Pre-coronavirus, the majority of upselling was manual and mostly attempted at the front desk upon check-in. However, with new social distancing, hotels must reconsider the traditional front desk interaction with guests who will no longer want to wait in-line or linger longer than is necessary in the lobby. Similarly, pre-pandemic upsells and upgrades came with a plethora of “unwritten” rules of how and when they could be offered such as; upgrades are mainly used to free up overbooked standard rooms; upgrades can be given to the guest at no additional charge; and upgrades to expensive suites are reserved for loyalty members only. These “rules” may become roadblocks to revenue recovery.

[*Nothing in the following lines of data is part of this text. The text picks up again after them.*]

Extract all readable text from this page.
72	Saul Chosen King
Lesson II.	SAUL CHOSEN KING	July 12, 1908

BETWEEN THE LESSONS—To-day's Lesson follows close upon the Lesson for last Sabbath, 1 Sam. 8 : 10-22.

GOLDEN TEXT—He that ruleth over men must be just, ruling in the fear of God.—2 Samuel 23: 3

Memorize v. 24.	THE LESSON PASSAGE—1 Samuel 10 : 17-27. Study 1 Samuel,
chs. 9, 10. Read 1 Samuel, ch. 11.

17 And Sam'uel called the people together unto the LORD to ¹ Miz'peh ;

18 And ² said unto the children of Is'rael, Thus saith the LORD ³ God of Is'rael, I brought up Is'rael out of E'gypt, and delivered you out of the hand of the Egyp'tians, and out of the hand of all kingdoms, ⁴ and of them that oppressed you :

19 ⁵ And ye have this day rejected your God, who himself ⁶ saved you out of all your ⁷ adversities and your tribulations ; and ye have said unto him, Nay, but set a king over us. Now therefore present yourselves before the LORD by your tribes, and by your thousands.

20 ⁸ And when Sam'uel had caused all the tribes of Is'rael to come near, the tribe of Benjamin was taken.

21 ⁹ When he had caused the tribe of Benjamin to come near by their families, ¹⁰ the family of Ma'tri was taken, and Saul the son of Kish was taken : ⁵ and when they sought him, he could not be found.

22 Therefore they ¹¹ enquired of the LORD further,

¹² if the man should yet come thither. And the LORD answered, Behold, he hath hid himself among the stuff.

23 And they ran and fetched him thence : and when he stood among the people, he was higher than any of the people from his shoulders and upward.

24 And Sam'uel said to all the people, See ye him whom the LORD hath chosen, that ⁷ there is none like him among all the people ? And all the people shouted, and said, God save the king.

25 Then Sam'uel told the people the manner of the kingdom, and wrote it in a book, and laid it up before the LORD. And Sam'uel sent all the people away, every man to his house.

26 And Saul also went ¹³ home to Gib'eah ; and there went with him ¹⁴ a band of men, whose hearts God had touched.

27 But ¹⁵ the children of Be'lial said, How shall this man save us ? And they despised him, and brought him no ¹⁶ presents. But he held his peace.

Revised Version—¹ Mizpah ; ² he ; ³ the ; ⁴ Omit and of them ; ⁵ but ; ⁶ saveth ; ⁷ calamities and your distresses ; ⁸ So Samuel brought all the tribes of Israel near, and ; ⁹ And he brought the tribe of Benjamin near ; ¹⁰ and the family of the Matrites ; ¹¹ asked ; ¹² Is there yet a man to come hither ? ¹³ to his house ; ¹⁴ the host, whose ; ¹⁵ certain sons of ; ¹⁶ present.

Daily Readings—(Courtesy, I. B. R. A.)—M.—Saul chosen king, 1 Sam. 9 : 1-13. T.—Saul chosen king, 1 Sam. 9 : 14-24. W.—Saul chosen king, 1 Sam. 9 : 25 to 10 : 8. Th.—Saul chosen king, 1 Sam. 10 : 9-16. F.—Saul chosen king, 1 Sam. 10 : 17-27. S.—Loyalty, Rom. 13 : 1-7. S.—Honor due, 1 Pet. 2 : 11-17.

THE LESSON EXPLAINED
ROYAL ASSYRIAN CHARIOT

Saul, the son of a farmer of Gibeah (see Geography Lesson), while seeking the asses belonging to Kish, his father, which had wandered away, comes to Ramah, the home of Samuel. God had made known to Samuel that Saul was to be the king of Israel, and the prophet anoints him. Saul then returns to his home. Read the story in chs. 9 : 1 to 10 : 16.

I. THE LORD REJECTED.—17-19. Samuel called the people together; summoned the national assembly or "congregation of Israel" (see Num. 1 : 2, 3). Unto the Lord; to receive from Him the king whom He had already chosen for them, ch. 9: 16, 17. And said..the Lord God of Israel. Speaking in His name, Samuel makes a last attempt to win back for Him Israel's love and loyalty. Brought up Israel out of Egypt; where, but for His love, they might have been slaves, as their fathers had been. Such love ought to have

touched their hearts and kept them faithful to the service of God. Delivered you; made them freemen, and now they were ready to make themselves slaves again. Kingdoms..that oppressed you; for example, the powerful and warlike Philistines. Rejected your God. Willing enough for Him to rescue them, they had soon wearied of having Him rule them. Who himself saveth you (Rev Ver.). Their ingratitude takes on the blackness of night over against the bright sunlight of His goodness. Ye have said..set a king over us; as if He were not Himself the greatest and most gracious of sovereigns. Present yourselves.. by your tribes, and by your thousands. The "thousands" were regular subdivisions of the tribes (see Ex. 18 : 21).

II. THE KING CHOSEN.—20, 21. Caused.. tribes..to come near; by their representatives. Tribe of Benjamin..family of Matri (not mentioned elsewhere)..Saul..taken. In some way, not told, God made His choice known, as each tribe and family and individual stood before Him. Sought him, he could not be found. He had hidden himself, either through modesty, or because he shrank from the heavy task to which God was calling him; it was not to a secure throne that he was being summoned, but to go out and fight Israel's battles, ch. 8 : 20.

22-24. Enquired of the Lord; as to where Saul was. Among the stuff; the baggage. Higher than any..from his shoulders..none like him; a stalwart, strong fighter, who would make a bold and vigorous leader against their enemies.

Upselling goes directly to the hotel’s bottom line, but for most hotels, upselling is not seen as a regular source of incremental revenue – mostly because it requires a lot of manual work in order for it to be efficient and integrate with daily revenue management. “Many of the traditional upselling technologies that some independent hotels use still rely on hotel management to manually approve upsell transactions,” say Shannon McCallum, a 35-year hotel industry who most recently oversaw operations at MGM Resort’s Aria and Vdara. “Often, management simply doesn’t have the time to manually intercede on these offers. For properties not using automatic upgrade technology, the guest experience is not great. A guest may think they have agreed to purchase an upgrade only to find out at the front desk that the upgrade is no longer available.”

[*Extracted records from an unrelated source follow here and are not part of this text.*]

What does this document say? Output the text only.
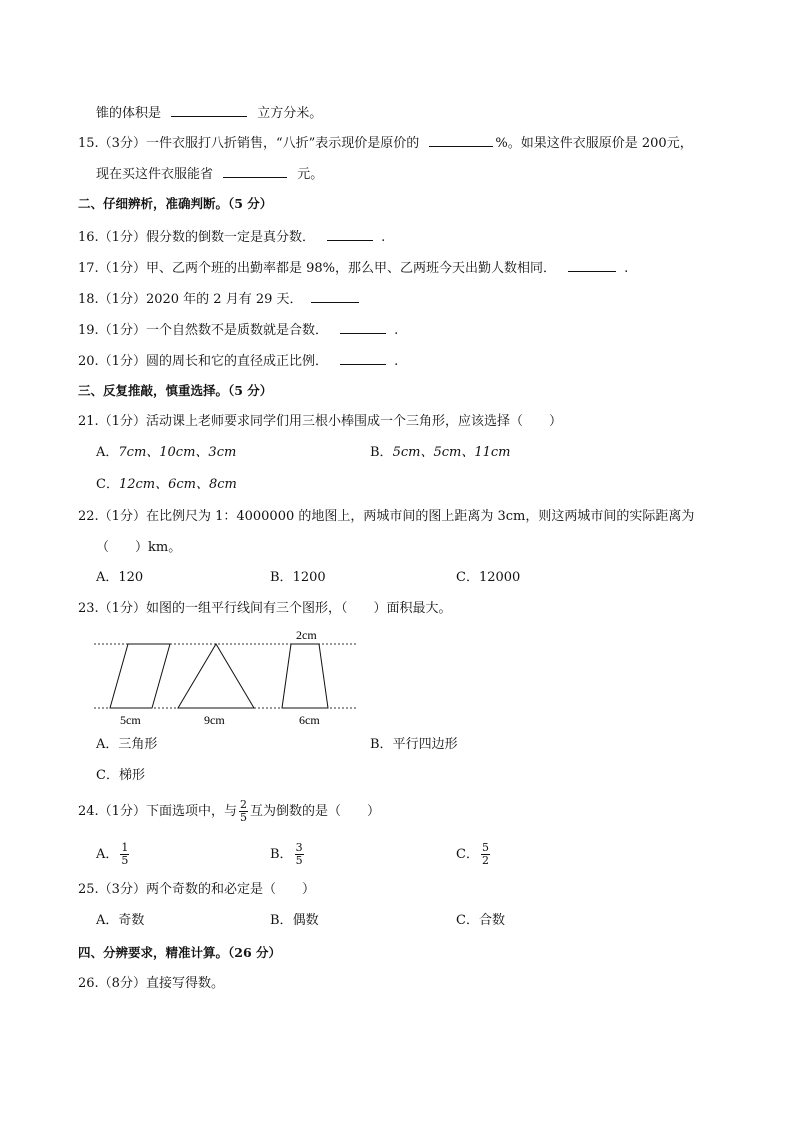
锥的体积是	立方分米。
15.（3分）一件衣服打八折销售，“八折”表示现价是原价的	%。如果这件衣服原价是 200元，
现在买这件衣服能省	元。
二、仔细辨析，准确判断。（5 分）
16.（1分）假分数的倒数一定是真分数．	.
17.（1分）甲、乙两个班的出勤率都是 98%，那么甲、乙两班今天出勤人数相同．	.
18.（1分）2020 年的 2 月有 29 天．
19.（1分）一个自然数不是质数就是合数．	.
20.（1分）圆的周长和它的直径成正比例．	.
三、反复推敲，慎重选择。（5 分）
21.（1分）活动课上老师要求同学们用三根小棒围成一个三角形，应该选择（　　）
A．7cm、10cm、3cm	B．5cm、5cm、11cm
C．12cm、6cm、8cm
22.（1分）在比例尺为 1：4000000 的地图上，两城市间的图上距离为 3cm，则这两城市间的实际距离为
（　　）km。
A．120	B．1200	C．12000
23.（1分）如图的一组平行线间有三个图形，（　　）面积最大。
2cm
5cm	9cm	6cm
A．三角形	B．平行四边形
C．梯形
24.（1分）下面选项中，与 $\frac{2}{5}$ 互为倒数的是（　　）
A． $\frac{1}{5}$	B． $\frac{3}{5}$	C． $\frac{5}{2}$
25.（3分）两个奇数的和必定是（　　）
A．奇数	B．偶数	C．合数
四、分辨要求，精准计算。（26 分）
26.（8分）直接写得数。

Upselling needs to become efficient – and by efficient we mean intelligent and automated. To do so, hotels require a reliable forecast of room-by-room occupancy, complete with the pace of arrivals and departures for the upcoming days. Accurate forecast data puts hoteliers in a better position to see rooms that are readily available to upsell. “In larger properties, occupancy is constantly changing, which has an impact on the upgrade situation,” continues McCallum. “Upsell technology should be able to flex with changes in occupancy in the moment so offer availability is confirmed for the guest and management doesn’t have to hand-hold the process.” However, forecasting is only half of the equation. The right upsell offer has to be made to the right guest at the right time in order to optimize conversion.
Traditionally upselling is blind, with broad assumptions made about guests prior to an offer. As such, there is a high probability that upgrades are offered to the wrong person (or not offered at all) resulting in a low conversion. But by uniting forecast information with guest data and AI, hoteliers can effectively produce an offer that matches the price with the arriving guest’s willingness to purchase an upgrade. Variations in offer timing (i.e. time of day and proximity to arrival) will also impact conversion.

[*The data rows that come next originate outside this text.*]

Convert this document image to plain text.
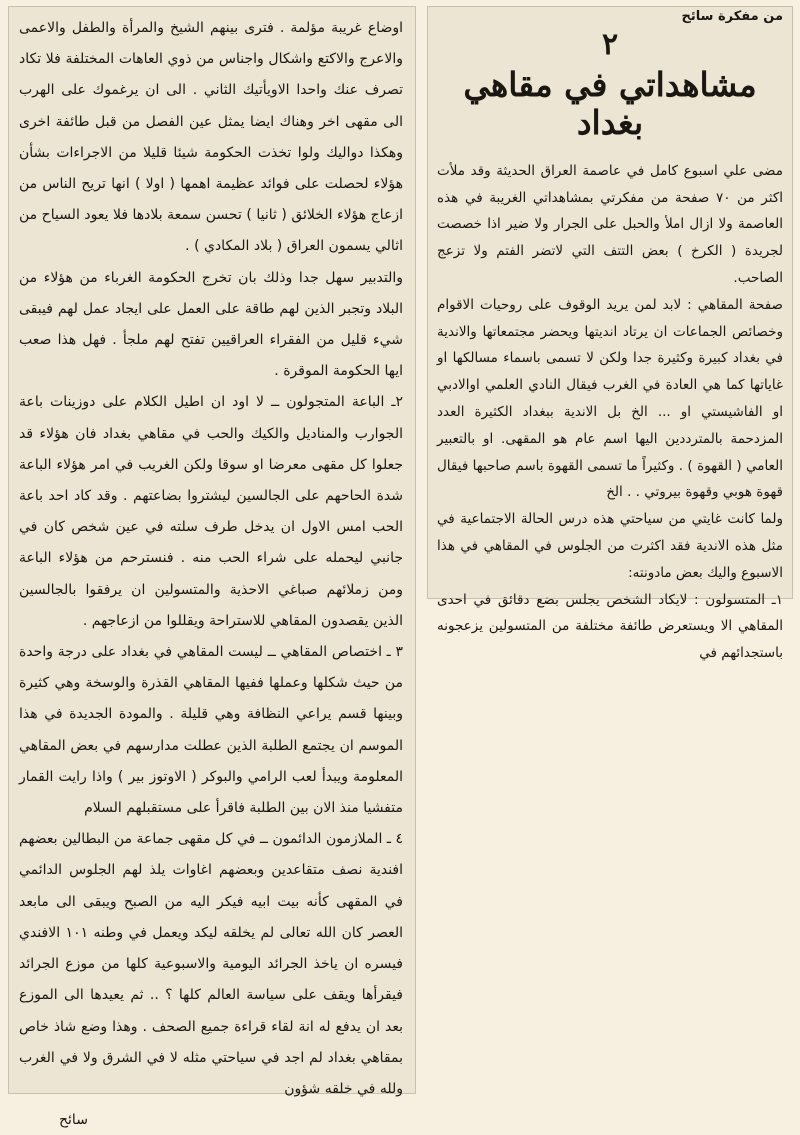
من مفكرة سائح

٢

مشاهداتي في مقاهي بغداد

مضى علي اسبوع كامل في عاصمة العراق الحديثة وقد ملأت اكثر من ٧٠ صفحة من مفكرتي بمشاهداتي الغريبة في هذه العاصمة ولا ازال املأ والحبل على الجرار ولا ضير اذا خصصت لجريدة ( الكرخ ) بعض التتف التي لاتضر الفتم ولا تزعج الصاحب.

صفحة المقاهي : لابد لمن يريد الوقوف على روحيات الاقوام وخصائص الجماعات ان يرتاد انديتها ويحضر مجتمعاتها والاندية في بغداد كبيرة وكثيرة جدا ولكن لا تسمى باسماء مسالكها او غاياتها كما هي العادة في الغرب فيقال النادي العلمي اوالادبي او الفاشيستي او ... الخ بل الاندية ببغداد الكثيرة العدد المزدحمة بالمترددين اليها اسم عام هو المقهى. او بالتعبير العامي ( القهوة ) . وكثيراً ما تسمى القهوة باسم صاحبها فيقال قهوة هوبي وقهوة بيروتي . . الخ

ولما كانت غايتي من سياحتي هذه درس الحالة الاجتماعية في مثل هذه الاندية فقد اكثرت من الجلوس في المقاهي في هذا الاسبوع واليك بعض مادونته:

١ـ المتسولون : لايكاد الشخص يجلس بضع دقائق في احدى المقاهي الا ويستعرض طائفة مختلفة من المتسولين يزعجونه باستجدائهم في

اوضاع غريبة مؤلمة . فترى بينهم الشيخ والمرأة والطفل والاعمى والاعرج والاكتع واشكال واجناس من ذوي العاهات المختلفة فلا تكاد تصرف عنك واحدا الاويأتيك الثاني . الى ان يرغموك على الهرب الى مقهى اخر وهناك ايضا يمثل عين الفصل من قبل طائفة اخرى وهكذا دواليك ولوا تخذت الحكومة شيئا قليلا من الاجراءات بشأن هؤلاء لحصلت على فوائد عظيمة اهمها ( اولا ) انها تريح الناس من ازعاج هؤلاء الخلائق ( ثانيا ) تحسن سمعة بلادها فلا يعود السياح من اثالي يسمون العراق ( بلاد المكادي ) .

والتدبير سهل جدا وذلك بان تخرج الحكومة الغرباء من هؤلاء من البلاد وتجبر الذين لهم طاقة على العمل على ايجاد عمل لهم فيبقى شيء قليل من الفقراء العراقيين تفتح لهم ملجأ . فهل هذا صعب ايها الحكومة الموقرة .

٢ـ الباعة المتجولون ــ لا اود ان اطيل الكلام على دوزينات باعة الجوارب والمناديل والكيك والحب في مقاهي بغداد فان هؤلاء قد جعلوا كل مقهى معرضا او سوقا ولكن الغريب في امر هؤلاء الباعة شدة الحاحهم على الجالسين ليشتروا بضاعتهم . وقد كاد احد باعة الحب امس الاول ان يدخل طرف سلته في عين شخص كان في جانبي ليحمله على شراء الحب منه . فنسترحم من هؤلاء الباعة ومن زملائهم صباغي الاحذية والمتسولين ان يرفقوا بالجالسين الذين يقصدون المقاهي للاستراحة ويقللوا من ازعاجهم .

٣ ـ اختصاص المقاهي ــ ليست المقاهي في بغداد على درجة واحدة من حيث شكلها وعملها ففيها المقاهي القذرة والوسخة وهي كثيرة وبينها قسم يراعي النظافة وهي قليلة . والمودة الجديدة في هذا الموسم ان يجتمع الطلبة الذين عطلت مدارسهم في بعض المقاهي المعلومة ويبدأ لعب الرامي والبوكر ( الاوتوز بير ) واذا رايت القمار متفشيا منذ الان بين الطلبة فاقرأ على مستقبلهم السلام

٤ ـ الملازمون الدائمون ــ في كل مقهى جماعة من البطالين بعضهم افندية نصف متقاعدين وبعضهم اغاوات يلذ لهم الجلوس الدائمي في المقهى كأنه بيت ابيه فيكر اليه من الصبح ويبقى الى مابعد العصر كان الله تعالى لم يخلقه ليكد ويعمل في وطنه ١٠١ الافندي فيسره ان ياخذ الجرائد اليومية والاسبوعية كلها من موزع الجرائد فيقرأها ويقف على سياسة العالم كلها ؟ .. ثم يعيدها الى الموزع بعد ان يدفع له انة لقاء قراءة جميع الصحف . وهذا وضع شاذ خاص بمقاهي بغداد لم اجد في سياحتي مثله لا في الشرق ولا في الغرب ولله في خلقه شؤون

سائح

Pre-COVID, we already knew that the majority guests sought personalization and digital experiences, so in a post-COVID world (where guests will want to limit exposure in high-touch traffic areas of a hotel), there will be a greater interest in digital self-service interactions that avoid human-to-human contact. Plus, it has been already shown that allowing guests to browse and purchase at their own pace in a self-service environment results in higher conversion than the pressured front desk interaction.
In summary, it’s clear we’ll never return to the old version of ‘normal.’ Post-crisis hoteliers need to be very asset-specific and adopt a sales-oriented attitude. Those who follow the old rules of upselling will be at a competitive disadvantage. The more accurate and efficient you are with your upselling, the more attractive an upgrade will look, the higher the probability a guest will spend more and ultimately increase the revenue of your hotel. With the right technology tools in place, offers aligned with real-time decisioning can be generated and flex throughout the guest lifecycle, ensuring that right deal is offered to the right person at the right time.